While the corporate office and C-level executives want those objectives met, the plant team wants to make sure they can produce the same day-to-day quality level, which The Babb Group was mindful of, Barnes says. “We wanted to satisfy both ends of the spectrum from the end-user standpoint,” he says. “It can be used for all snack and bakery products that you can bake in a tunnel oven.”
Clextral
Evolum Plus
The Evolum Plus from Clextral upgraded the company’s relatively simple dryer to one that’s higher capacity, modular, and hygienic, Maller says. The company designed it initially for the breakfast cereal industry, “which is extremely challenging,” he says. “It’s a very sticky product that you need to dry very well.”
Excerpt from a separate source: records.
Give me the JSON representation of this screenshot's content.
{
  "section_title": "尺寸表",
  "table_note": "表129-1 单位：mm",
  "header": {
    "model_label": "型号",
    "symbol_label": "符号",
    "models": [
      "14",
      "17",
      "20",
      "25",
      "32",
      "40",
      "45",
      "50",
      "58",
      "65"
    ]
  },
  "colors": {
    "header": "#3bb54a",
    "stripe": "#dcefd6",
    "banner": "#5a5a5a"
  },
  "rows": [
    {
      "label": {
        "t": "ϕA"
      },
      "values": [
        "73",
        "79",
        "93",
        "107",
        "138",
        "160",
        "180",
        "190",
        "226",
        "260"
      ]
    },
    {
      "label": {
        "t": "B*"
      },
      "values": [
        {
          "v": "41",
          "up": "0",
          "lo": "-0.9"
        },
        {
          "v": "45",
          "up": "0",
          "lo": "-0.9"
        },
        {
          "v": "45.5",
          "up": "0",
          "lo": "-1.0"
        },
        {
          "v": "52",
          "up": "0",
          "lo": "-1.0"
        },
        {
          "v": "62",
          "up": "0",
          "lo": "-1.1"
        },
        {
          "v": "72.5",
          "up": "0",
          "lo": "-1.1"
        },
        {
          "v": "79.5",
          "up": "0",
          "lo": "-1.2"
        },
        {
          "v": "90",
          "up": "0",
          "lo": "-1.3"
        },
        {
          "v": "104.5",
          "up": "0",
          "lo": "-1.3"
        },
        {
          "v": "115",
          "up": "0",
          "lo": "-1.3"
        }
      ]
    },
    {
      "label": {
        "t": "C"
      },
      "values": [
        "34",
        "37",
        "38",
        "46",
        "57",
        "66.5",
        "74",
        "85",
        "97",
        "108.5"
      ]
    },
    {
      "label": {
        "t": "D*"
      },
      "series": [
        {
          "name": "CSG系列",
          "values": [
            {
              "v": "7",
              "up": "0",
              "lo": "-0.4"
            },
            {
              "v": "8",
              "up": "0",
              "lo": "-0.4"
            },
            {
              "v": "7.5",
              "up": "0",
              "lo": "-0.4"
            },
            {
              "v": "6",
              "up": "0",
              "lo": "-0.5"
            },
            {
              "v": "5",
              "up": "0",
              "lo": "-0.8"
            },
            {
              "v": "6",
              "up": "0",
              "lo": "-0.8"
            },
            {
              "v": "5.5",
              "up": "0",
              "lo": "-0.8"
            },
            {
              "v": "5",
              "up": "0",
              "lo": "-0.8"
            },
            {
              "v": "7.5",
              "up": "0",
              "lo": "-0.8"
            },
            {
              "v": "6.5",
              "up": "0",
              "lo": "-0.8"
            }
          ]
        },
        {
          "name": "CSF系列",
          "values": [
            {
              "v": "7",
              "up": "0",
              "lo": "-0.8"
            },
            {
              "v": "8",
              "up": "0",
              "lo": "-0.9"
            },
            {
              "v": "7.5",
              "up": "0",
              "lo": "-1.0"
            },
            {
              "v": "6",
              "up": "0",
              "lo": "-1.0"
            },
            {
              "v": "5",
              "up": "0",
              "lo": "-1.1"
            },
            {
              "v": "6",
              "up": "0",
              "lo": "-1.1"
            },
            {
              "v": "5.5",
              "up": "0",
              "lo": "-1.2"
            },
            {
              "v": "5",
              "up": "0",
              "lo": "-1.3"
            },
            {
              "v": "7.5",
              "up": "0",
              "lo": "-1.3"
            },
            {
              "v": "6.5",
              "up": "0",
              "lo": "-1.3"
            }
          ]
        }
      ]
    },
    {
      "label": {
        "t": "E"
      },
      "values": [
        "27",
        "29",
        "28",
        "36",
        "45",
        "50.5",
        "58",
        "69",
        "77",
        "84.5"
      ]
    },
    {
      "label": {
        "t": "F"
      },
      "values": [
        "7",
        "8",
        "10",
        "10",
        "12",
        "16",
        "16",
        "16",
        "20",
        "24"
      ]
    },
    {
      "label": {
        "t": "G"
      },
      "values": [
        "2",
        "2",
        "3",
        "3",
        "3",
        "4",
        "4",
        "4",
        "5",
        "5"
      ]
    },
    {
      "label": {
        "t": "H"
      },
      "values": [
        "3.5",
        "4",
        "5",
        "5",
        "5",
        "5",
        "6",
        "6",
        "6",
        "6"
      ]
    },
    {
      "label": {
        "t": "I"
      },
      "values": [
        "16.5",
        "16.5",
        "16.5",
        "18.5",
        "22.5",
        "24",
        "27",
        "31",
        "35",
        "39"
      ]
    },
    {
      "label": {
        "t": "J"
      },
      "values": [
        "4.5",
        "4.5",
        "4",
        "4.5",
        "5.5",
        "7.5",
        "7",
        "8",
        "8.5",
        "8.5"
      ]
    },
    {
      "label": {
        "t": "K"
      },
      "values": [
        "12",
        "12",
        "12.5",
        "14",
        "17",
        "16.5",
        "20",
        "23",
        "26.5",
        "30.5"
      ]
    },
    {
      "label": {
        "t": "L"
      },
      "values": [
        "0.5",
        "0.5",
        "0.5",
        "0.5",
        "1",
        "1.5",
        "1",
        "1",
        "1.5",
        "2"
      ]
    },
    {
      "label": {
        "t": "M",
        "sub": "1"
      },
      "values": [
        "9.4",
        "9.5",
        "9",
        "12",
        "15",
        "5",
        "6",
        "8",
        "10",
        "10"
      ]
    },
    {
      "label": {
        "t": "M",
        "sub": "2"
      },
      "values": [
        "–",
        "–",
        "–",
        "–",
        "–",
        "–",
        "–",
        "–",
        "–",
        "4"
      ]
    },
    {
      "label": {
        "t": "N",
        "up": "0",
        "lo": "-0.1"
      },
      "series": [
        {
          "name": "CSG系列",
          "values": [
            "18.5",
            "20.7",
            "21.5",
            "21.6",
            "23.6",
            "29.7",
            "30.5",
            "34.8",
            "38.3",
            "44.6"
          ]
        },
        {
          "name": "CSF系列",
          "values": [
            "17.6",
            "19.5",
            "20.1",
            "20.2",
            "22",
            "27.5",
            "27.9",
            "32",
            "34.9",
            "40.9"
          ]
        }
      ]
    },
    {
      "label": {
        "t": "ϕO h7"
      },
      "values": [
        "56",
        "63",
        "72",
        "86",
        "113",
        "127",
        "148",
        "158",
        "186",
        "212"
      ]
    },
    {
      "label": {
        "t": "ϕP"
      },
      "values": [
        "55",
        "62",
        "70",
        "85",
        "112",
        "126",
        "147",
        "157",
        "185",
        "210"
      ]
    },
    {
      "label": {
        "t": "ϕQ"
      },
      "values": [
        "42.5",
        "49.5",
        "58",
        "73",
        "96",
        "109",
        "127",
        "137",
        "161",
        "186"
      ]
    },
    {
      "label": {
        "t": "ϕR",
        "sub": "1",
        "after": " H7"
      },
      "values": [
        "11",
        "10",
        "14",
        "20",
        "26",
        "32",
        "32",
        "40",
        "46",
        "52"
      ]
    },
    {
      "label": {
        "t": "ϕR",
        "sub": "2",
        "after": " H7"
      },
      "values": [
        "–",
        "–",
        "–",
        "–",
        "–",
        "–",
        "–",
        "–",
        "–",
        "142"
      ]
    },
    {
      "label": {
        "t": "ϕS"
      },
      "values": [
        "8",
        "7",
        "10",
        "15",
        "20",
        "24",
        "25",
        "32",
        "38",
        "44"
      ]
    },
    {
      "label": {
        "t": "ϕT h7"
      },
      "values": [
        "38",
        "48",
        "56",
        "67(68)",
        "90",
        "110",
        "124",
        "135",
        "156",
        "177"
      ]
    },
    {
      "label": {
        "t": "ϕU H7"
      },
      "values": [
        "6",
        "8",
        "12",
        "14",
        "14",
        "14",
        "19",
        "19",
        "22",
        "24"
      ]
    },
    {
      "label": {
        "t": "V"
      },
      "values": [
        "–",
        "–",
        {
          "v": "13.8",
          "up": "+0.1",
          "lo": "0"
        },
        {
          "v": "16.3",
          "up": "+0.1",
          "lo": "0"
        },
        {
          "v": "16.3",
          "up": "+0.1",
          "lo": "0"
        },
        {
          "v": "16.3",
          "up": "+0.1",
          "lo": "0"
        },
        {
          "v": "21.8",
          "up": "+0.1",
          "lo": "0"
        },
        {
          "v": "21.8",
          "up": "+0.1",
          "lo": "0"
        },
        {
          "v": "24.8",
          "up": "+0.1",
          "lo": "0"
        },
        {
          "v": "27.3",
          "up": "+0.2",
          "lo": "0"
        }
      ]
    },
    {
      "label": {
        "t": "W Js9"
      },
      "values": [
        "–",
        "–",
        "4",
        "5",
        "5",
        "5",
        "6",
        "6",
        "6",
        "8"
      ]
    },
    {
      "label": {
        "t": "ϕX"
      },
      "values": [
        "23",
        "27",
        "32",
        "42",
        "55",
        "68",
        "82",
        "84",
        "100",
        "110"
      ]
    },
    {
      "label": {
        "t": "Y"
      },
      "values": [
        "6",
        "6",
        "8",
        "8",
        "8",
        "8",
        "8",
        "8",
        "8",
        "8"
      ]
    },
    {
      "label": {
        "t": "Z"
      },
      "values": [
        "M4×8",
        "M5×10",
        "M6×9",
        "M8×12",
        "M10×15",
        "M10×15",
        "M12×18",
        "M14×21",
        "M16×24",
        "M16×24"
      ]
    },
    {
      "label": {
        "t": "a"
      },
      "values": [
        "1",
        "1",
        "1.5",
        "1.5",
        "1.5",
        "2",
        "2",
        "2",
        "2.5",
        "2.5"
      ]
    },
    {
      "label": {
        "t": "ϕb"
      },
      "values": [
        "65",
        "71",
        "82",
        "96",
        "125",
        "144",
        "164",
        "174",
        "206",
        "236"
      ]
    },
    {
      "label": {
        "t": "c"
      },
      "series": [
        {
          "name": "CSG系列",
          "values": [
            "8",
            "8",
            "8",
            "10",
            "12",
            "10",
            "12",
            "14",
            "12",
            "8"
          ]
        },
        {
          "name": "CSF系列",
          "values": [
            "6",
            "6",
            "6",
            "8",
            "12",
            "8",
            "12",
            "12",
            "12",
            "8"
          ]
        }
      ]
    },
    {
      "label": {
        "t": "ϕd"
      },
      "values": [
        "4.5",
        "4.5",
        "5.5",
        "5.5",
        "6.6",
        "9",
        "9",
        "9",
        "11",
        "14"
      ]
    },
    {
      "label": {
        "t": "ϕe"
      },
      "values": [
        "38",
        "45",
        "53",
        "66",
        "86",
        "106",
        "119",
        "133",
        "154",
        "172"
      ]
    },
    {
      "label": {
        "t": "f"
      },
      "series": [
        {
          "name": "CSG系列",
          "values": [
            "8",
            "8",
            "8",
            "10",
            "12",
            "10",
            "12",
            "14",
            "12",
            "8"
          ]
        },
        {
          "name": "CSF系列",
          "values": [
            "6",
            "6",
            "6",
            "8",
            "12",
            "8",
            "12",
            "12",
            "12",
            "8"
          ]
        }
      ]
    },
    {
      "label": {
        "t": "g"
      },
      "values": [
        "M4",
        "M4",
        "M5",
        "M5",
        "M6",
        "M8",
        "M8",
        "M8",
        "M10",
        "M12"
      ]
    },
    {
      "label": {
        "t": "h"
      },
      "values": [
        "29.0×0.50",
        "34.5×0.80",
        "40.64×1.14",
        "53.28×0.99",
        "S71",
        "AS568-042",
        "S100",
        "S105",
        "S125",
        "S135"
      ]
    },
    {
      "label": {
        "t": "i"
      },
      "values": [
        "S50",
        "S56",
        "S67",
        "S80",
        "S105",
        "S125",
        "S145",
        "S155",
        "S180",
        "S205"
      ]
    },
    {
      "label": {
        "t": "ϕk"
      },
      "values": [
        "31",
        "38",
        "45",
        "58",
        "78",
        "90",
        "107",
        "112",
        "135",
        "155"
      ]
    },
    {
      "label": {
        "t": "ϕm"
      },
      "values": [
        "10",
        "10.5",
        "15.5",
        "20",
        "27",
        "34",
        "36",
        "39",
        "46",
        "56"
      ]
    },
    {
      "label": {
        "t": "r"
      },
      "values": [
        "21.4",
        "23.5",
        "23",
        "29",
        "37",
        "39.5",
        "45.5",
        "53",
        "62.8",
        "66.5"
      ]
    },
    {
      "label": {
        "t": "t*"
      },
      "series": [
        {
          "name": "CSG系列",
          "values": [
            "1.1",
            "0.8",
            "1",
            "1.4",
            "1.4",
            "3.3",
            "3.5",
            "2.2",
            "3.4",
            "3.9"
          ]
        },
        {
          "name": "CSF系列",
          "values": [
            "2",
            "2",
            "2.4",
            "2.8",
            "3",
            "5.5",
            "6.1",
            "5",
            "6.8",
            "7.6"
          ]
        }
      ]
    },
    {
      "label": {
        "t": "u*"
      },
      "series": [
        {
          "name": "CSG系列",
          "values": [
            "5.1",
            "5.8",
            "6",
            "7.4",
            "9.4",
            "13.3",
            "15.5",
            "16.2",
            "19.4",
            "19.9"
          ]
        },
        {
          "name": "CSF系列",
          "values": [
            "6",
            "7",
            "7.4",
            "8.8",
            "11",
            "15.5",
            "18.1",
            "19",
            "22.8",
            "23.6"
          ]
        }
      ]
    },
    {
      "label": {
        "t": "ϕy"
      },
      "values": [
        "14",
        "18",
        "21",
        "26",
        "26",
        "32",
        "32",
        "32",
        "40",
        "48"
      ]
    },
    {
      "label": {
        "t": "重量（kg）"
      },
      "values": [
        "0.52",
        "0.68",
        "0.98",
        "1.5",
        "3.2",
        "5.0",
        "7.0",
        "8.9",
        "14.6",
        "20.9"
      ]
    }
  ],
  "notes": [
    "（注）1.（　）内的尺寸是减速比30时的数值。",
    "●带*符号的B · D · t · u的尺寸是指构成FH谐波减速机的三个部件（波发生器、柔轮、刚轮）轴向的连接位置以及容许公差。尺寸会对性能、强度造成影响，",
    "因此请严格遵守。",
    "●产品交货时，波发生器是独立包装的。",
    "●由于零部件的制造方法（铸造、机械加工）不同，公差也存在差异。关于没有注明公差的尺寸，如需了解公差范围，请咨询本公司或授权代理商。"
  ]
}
That sector is also among the most stringent in terms of wanting hygienic design, which Clextral provided through use of stainless steel, full washdown, and automatic belt cleaning, Maller says. And the modularity enables it to handle widely varying weights, from 500 kilograms to two or three tonnes.
“On top of that, for drying efficiency, we worked with an institute that specializes in airflow and heat treatment, people we have been working with for a very long time,” he says. “As it’s a dryer, it’s potentially dangerous—so we embedded lots of safety devices, like fire detection, gas management, a safety burner, and safety switches. These were key to the design of the dryer.”